Planning is most useful when you're uncertain about the approach, when the change modifies multiple files, or when you're unfamiliar with the code being modified. If you could describe the diff in one sentence, skip the plan.


Provide specific context in your prompts

Tip

The more precise your instructions, the fewer corrections you'll need.

Claude can infer intent, but it can't read your mind. Reference specific files, mention constraints, and point to example patterns.

Strategy Before After
Scope the task. Specify which file, what scenario, and testing preferences. "add tests for foo.py" "write a test for foo.py covering the edge case where the user is logged out. avoid mocks."
Point to sources. Direct Claude to the source that can answer a question. "why does ExecutionFactory have such a weird api?" "look through ExecutionFactory's git history and summarize how its api came to be"
Reference existing patterns. Point Claude to patterns in your codebase. "add a calendar widget" "look at how existing widgets are implemented on the home page to understand the patterns. HotDogWidget.php is a good example. follow the pattern to implement a new calendar widget that lets the user select a month and paginate forwards/backwards to pick a year. build from scratch without libraries other than the ones already used in the codebase."
Describe the symptom. Provide the symptom, the likely location, and what "fixed" looks like. "fix the login bug" "users report that login fails after session timeout. check the auth flow in src/auth/, especially token refresh. write a failing test that reproduces the issue, then fix it"
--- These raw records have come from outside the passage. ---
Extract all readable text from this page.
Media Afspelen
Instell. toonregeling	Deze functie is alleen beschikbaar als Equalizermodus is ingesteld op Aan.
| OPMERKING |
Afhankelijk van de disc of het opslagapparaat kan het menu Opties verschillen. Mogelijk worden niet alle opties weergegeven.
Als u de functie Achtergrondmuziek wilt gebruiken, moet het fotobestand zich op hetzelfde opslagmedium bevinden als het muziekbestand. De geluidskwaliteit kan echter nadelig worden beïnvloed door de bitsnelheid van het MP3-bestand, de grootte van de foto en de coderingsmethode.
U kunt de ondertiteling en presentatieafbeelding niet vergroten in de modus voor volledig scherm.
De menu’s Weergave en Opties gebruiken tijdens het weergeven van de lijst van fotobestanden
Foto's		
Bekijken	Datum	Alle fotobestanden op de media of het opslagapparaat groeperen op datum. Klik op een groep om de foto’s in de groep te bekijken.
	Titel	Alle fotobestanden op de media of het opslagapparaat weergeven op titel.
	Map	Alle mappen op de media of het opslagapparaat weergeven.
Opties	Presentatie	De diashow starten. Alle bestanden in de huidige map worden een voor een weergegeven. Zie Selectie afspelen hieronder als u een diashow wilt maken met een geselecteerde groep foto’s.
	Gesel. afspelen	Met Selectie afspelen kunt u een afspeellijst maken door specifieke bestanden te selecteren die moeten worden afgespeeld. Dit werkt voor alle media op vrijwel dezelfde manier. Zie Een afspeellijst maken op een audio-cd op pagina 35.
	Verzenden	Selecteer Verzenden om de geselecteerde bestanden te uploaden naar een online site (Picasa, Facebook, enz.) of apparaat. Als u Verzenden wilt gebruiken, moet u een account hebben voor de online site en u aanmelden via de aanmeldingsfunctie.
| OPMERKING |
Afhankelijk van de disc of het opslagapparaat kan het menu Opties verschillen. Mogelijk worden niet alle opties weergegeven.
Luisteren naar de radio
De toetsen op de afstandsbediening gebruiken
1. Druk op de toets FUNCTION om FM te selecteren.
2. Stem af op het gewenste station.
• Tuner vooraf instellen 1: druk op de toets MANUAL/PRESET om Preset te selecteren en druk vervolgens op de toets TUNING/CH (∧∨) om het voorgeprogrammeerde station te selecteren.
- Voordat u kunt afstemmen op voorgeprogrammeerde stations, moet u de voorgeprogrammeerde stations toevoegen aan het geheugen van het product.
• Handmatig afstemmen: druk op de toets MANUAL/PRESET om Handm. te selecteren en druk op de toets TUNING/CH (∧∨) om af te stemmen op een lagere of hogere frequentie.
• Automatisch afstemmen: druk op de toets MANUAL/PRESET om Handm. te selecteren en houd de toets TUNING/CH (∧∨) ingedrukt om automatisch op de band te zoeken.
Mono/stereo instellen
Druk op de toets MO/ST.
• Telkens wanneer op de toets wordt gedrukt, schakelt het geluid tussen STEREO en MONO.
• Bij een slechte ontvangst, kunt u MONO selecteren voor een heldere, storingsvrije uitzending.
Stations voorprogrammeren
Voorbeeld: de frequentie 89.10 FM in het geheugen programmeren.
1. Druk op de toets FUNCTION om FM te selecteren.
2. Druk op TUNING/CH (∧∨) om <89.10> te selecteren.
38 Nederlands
Vague prompts can be useful when you're exploring and can afford to course-correct. A prompt like "what would you improve in this file?" can surface things you wouldn't have thought to ask about.

Provide rich content

Tip

Use @ to reference files, paste screenshots/images, or pipe data directly.

You can provide rich data to Claude in several ways:

  • Reference files with @ instead of describing where code lives. Claude reads the file before responding.
  • Paste images directly. Copy/paste or drag and drop images into the prompt.
  • Give URLs for documentation and API references. Use /permissions to allowlist frequently-used domains.
  • Pipe in data by running cat error.log | claude to send file contents directly.
  • Let Claude fetch what it needs. Tell Claude to pull context itself using Bash commands, MCP tools, or by reading files.
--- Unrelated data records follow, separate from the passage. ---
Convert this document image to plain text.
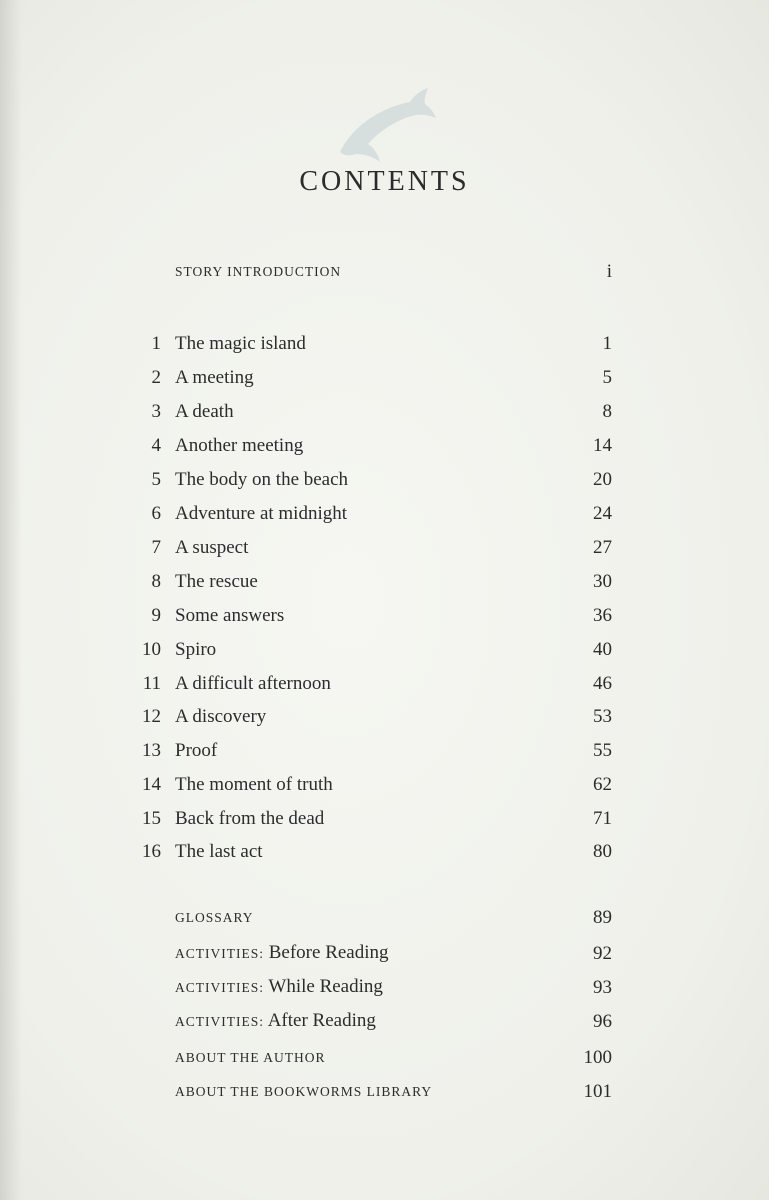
CONTENTS
STORY INTRODUCTION	i
1 The magic island	1
2 A meeting	5
3 A death	8
4 Another meeting	14
5 The body on the beach	20
6 Adventure at midnight	24
7 A suspect	27
8 The rescue	30
9 Some answers	36
10 Spiro	40
11 A difficult afternoon	46
12 A discovery	53
13 Proof	55
14 The moment of truth	62
15 Back from the dead	71
16 The last act	80
GLOSSARY	89
ACTIVITIES: Before Reading	92
ACTIVITIES: While Reading	93
ACTIVITIES: After Reading	96
ABOUT THE AUTHOR	100
ABOUT THE BOOKWORMS LIBRARY	101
Configure your environment

A few setup steps make Claude Code significantly more effective across all your sessions. For a full overview of extension features and when to use each one, see Extend Claude Code.

Write an effective CLAUDE.md

Tip

Run /init to generate a starter CLAUDE.md file based on your current project structure, then refine over time.

CLAUDE.md is a special file that Claude reads at the start of every conversation. Include Bash commands, code style, and workflow rules. This gives Claude persistent context it can't infer from code alone.

The /init command analyzes your codebase to detect build systems, test frameworks, and code patterns, giving you a solid foundation to refine.

There's no required format for CLAUDE.md files, but keep it short and human-readable. For example:

# Code style
- Use ES modules (import/export) syntax, not CommonJS (require)
- Destructure imports when possible (eg. import { foo } from 'bar')

# Workflow
- Be sure to typecheck when you're done making a series of code changes
- Prefer running single tests, and not the whole test suite, for performance

CLAUDE.md is loaded every session, so only include things that apply broadly. For domain knowledge or workflows that are only relevant sometimes, use skills instead. Claude loads them on demand without bloating every conversation.

Keep it concise. For each line, ask: "Would removing this cause Claude to make mistakes?" If not, cut it. Bloated CLAUDE.md files cause Claude to ignore your actual instructions!

✅ Include ❌ Exclude
Bash commands Claude can't guess Anything Claude can figure out by reading code
Code style rules that differ from defaults Standard language conventions Claude already knows
Testing instructions and preferred test runners Detailed API documentation (link to docs instead)
Repository etiquette (branch naming, PR conventions) Information that changes frequently
Architectural decisions specific to your project Long explanations or tutorials
Developer environment quirks (required env vars) File-by-file descriptions of the codebase
Common gotchas or non-obvious behaviors Self-evident practices like "write clean code"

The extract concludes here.